他看了苏仲平一眼,语重心长。
“若是苏家被栽赃陷害,老夫也可从中周旋一二,让漕运司再仔细彻查,别冤枉了人。”
江琰轻笑,“没想到表姨父人虽不在漕运司,但权势依然在,倒是让晚辈佩服。”
邓怀远似乎并不在意江琰言语中的揶揄之色,而是道:
“地方势力错综复杂,江家虽位高权重,但到底一直在京城,有些事处理起来可能不方便。老夫在漕运待了这些年,人头熟,门路清。若是有用到老夫的地方,尽管开口,不必客气。”
这话说得又是坦坦荡荡,甚至带着几分诚恳。
若是不知情的人听了,怕真要觉得他是个热心肠的亲戚。反倒显得江琰一直在无理取闹,小人之心,不识好歹。
江琰笑了笑,道:
“表姨父有心了。不过眼下事情还没个定论,到底是怎么回事,还要等消息。今后若有需要,一定不会客气的。”
邓怀远连连点头,“那是那是,遇事不乱,沉稳有加,难怪琰哥儿能有这般成就,老夫佩服。”
又说了几句闲话,后院一个丫鬟小跑着过来了。
“老爷,五公子,薛夫人说要先回去了,夫人让奴婢来知会一声。”
邓怀远听罢便站起身来,笑道:
“既如此,老夫便先陪她回去了。

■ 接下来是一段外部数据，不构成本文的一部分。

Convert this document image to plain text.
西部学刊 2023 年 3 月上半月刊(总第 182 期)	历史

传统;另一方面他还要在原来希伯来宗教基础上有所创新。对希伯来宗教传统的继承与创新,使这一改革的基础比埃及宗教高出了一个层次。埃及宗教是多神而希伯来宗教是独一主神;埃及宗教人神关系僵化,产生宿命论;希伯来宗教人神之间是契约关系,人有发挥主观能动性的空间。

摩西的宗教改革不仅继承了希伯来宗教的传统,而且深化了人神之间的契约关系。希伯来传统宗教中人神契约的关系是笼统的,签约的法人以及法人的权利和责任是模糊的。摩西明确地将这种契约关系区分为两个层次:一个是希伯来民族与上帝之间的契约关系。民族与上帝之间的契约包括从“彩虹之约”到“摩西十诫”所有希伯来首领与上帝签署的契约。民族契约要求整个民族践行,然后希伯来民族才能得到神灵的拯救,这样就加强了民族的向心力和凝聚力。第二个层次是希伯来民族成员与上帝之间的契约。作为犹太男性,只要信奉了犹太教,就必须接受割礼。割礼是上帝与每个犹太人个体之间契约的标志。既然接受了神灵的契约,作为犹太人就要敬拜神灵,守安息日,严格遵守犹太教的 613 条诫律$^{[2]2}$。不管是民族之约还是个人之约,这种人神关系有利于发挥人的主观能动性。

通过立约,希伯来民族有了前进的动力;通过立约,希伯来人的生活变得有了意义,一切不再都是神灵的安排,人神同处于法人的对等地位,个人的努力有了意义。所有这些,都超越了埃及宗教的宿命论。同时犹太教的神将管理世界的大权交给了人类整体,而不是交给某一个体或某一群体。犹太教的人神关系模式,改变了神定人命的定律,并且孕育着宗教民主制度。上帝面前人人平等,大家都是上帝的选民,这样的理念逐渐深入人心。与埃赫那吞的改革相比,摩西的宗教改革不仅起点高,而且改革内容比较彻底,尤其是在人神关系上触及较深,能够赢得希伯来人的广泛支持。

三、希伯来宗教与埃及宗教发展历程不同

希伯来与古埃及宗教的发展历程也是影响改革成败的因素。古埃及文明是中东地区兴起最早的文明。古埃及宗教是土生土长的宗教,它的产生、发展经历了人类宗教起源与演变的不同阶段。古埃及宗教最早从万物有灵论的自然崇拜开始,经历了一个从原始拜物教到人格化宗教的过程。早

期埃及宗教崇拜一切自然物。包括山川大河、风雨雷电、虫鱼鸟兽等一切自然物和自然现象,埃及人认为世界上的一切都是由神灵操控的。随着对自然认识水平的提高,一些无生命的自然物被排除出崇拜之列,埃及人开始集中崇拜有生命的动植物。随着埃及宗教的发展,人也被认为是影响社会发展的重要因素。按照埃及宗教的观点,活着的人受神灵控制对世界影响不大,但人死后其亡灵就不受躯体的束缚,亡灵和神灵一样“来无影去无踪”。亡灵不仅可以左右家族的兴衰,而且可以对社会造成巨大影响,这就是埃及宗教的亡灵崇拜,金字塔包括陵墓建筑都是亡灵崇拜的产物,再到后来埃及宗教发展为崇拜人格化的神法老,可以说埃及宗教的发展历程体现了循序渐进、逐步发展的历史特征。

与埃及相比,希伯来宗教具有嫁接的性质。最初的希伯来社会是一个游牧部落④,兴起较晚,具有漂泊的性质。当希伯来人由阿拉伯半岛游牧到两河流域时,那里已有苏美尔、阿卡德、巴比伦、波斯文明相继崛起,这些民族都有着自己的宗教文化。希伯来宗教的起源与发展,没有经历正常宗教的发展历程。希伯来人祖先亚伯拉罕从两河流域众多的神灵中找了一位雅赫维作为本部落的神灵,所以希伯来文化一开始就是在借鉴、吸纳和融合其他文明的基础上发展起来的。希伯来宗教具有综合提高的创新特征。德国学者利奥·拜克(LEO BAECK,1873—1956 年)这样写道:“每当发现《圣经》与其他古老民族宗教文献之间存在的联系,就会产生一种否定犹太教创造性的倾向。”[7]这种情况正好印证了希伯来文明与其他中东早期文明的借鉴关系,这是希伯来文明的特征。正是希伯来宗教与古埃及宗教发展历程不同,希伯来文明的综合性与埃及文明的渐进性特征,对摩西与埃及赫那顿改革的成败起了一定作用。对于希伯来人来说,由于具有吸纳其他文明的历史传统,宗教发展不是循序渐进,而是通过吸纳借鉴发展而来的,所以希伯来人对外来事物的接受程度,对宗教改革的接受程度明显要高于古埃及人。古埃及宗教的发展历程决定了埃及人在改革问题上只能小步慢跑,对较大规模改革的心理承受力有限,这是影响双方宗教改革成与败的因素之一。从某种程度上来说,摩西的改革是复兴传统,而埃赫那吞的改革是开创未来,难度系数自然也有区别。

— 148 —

改日再来叨扰。”
说着拱手行礼,告辞而去。
“父亲,那邓怀远今日来是什么意思?”江琰开口。
江尚绪放下茶盏,缓缓道:
“你觉得呢?”
江琰冷哼了一声,“装的倒是不错。实则一是探口风,看咱们知道多少、打算怎么办。二则坦荡示好,想让摆脱嫌疑。”
江尚绪点了点头,没有说话。
苏仲平在一旁听得咬牙切齿,却也不好当着江尚绪的面发作,只是攥紧了拳头,指节捏得发白。